La prospective : des méthodes et des pratiques
Loin d’être une théorie générale du futur, la prospective s’est principalement développée au travers de l’émergence progressive d’une multitude de méthodes et de pratiques hétérogènes. Le Foresight Diamond6 (figure 2) positionne les méthodes de prospective en fonction de quatre types de dimension (creativity, interaction, expertise et evidence). Ces méthodes ne sont pas incompatibles mais complémentaires, et leurs usages dépendent des objectifs et des contextes d’utilisation. Elles peuvent être quantitatives, qualitatives ou encore semi-quantitatives. Généralement, un même exercice de prospective peut mobiliser entre 5 et 6 méthodes différentes. Les produits intermédiaires d’une méthode sont souvent repris à d’autres étapes du processus de développement de scénarios, produisant ainsi d’importantes synergies et favorisant l’intégration de perspectives multiples7.
Par exemple, les méthodes de benchmarking, d’analyse de brevet et d’analyse bibliométrique de la littérature académique sont des approches quantitatives qui s’appuient sur l’utilisation de données, d’information et d’indicateurs chiffrés. Elles visent à construire un état de l’art sur une problématique particulière ou une thématique à explorer. Les approches quantitatives ou semi-quantitatives peuvent être qualifiées de démarches prédictives ou exploratoires. Elles sont prédictives lorsqu’elles sont associées à des projets de prévision ou de planification. Elles sont exploratoires lorsqu’il s’agit d’identifier des interactions entre différents types de phénomènes afin de mettre à jour des futurs possibles ou plausibles.

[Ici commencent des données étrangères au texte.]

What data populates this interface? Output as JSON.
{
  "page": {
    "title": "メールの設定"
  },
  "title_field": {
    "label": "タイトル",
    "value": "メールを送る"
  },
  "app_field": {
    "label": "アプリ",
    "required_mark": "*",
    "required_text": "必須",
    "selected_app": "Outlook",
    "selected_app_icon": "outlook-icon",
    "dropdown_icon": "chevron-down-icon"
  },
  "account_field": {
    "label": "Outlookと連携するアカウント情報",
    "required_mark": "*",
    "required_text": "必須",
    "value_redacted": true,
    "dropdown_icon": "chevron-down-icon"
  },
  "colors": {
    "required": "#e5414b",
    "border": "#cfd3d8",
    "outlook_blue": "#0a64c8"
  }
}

Les approches qualitatives s’appuient sur l’imagination et la créativité et ont plutôt une portée normative. L’enjeu est de rechercher et d’examiner des futurs possibles et souhaitables plutôt que des futurs probables. Les résultats de ce type d’approche sont ensuite utilisés pour déterminer les actions à entreprendre pour faire de ce futur désirable une réalité. Par exemple, la méthode du backcasting8 consiste à concevoir un futur souhaitable et à ensuite imaginer les différentes étapes et décisions qui permettraient de le faire advenir. La prospective se distingue des pratiques conventionnelles de prévision et de planification. Elle accorde notamment une importance particulière au processus lui-même, au cours duquel sont identifiées des aires d’incertitude. Ces aires d’incertitudes sont alors explorées au moyen des outils et méthodes de la prospective, et c’est au cours de cette exploration que les participants construisent ou acquièrent une vision commune du futur qui les soutient dans leurs prises de décisions présentes. Cette vision commune du futur sera ensuite utilisée dans l’organisation pour soutenir des démarches de création de connaissances, d’aide à la décision, d’orientation stratégique ou encore de conduite du changement9.